Jens Eisel auf der Cap San Diego Harbour Front (1)
Jens Eisel auf der Cap San Diego Harbour Front (1)

Harbour Front Literaturfestival 2014

DIE ERÖFFNUNG DES FESTIVALS
Wenn Hellmuth Karasek, Klaus-Michael Kühne, Kultursenatorin Barbara Kisseler und die Organisatoren des Harbour Front Literaturfestivals in der Kühne Logistics University den Saal betreten und die Fotografen sie links stehenlassen, dann muss es einen guten Grund geben: Altkanzler Helmut Schmidt war ebenfalls bei der Eröffnung anwesend – eine große Ehre.
Das Festival geht bereits ins sechste Jahr, erstmals mit einer Laufzeit über einen ganzen Monat. Klaus-Michael Kühne weist auf die Veränderungen in der HafenCity hin, die unaufhörlich wächst; es gebe hier sogar ein Postamt, einen Supermarkt und Quartiersmagazine. Mit einem Augenzwinkern gibt er bekannt, dass am nächsten Tag um 9 Uhr in der Früh das Tüddelband an den besten Geschichtenerzähler in der Sparte Kinderbuch durch seine Frau verliehen würde, wer also auch so früh unterwegs sei, ist herzlich in der Katharinenkirche willkommen. Der riesige Stapel an Büchern, die in diesem Jahr beim Festival gelesen werden, sind ein Geschenk an Kühne, der sie an die Universitätsbibliothek weitergeben werde. Seine Studenten könnten sie lesen und ihm davon berichten – ein gelungener und humorvoller Auftakt.
Weniger humorvoll geht es weiter als Hellmuth Karasek über den Ersten und den Zweiten Weltkrieg referiert, er spricht von Überwachung und auch von einem Dritten Weltkrieg. Dieser Stimmmungsdämpfer wird beim Glas Wein im Foyer verarbeitet.

Impressionen
Impressionen

SVEN REGENER IN DER LAEISZHALLE
Am Folgeabend liest einer der interessantesten deutschen Musiker und Autoren in der kleinen Musikhalle: Sven Regener, vielen bekannt als Frontman der Band Element of Crime und Autor von „Herr Lehmann“ liest aus seinem neuesten Buch „Magical Mystery oder: die Rückkehr des Karl Schmidt“. Er werde nur die Teile lesen, die in Hamburg spielen, maximal etwas aus Maschen, so Regener. Und wenn Hamburg mal nicht so gut wegkomme, sei das natürlich nicht die Meinung des Autors, wird vorab mal klargestellt. Regener ist Rock’n’Roll, und das hier ist keine lahme Lesung.
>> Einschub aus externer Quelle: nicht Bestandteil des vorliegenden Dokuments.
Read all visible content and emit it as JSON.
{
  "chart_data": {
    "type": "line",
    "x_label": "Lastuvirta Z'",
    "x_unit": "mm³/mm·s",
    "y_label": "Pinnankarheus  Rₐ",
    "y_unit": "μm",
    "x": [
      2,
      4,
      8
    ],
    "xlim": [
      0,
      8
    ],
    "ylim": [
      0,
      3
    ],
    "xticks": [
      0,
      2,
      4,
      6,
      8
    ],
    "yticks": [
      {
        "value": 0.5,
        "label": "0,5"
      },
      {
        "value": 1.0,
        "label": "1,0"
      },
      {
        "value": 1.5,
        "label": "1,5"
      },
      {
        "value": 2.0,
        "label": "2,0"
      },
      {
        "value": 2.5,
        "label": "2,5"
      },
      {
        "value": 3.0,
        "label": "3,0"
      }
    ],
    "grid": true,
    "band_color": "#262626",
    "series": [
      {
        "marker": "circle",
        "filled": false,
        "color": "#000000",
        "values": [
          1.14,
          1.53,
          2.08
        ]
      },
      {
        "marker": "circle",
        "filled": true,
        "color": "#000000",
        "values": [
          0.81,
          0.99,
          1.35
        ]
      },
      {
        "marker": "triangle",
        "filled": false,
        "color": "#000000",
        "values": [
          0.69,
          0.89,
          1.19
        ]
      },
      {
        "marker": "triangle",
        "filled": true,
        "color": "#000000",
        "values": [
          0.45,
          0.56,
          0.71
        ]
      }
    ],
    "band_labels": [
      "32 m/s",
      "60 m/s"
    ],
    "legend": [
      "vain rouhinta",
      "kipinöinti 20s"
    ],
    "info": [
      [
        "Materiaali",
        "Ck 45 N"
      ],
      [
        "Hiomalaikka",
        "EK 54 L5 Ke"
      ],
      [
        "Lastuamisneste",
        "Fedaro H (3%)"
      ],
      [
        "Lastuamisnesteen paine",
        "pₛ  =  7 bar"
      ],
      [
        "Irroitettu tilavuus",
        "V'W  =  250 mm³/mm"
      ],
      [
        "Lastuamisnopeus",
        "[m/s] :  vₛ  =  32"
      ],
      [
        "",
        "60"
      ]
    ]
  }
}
Die Arme in die Luft werfend, mit den Händen durch die Haare fahrend und die Brille wieder zurechtrückend, ist Regener in Aktion. Lustig und lakonisch schildert er aus dem aus den Fugen geratenen Leben des Karl Schmidt. Dieser lebt nach einem depressiven Nervenzusammenbruch in einer drogentherapeutischen Einrichtung und trifft zufällig seinen alten Kumpanen Raimund in Altona, der mit Freunden ein Musiklabel hat und mit der Magical Mystery Tour durch die Nachtclubs zieht. Karl kommt mit, ebenso wie die Meerschweinchen Lolek und Bolek, wobei der überraschende Tod Loleks große Probleme bringt. Ein großartiger Abend, bei dem das Publikum Tränen lacht.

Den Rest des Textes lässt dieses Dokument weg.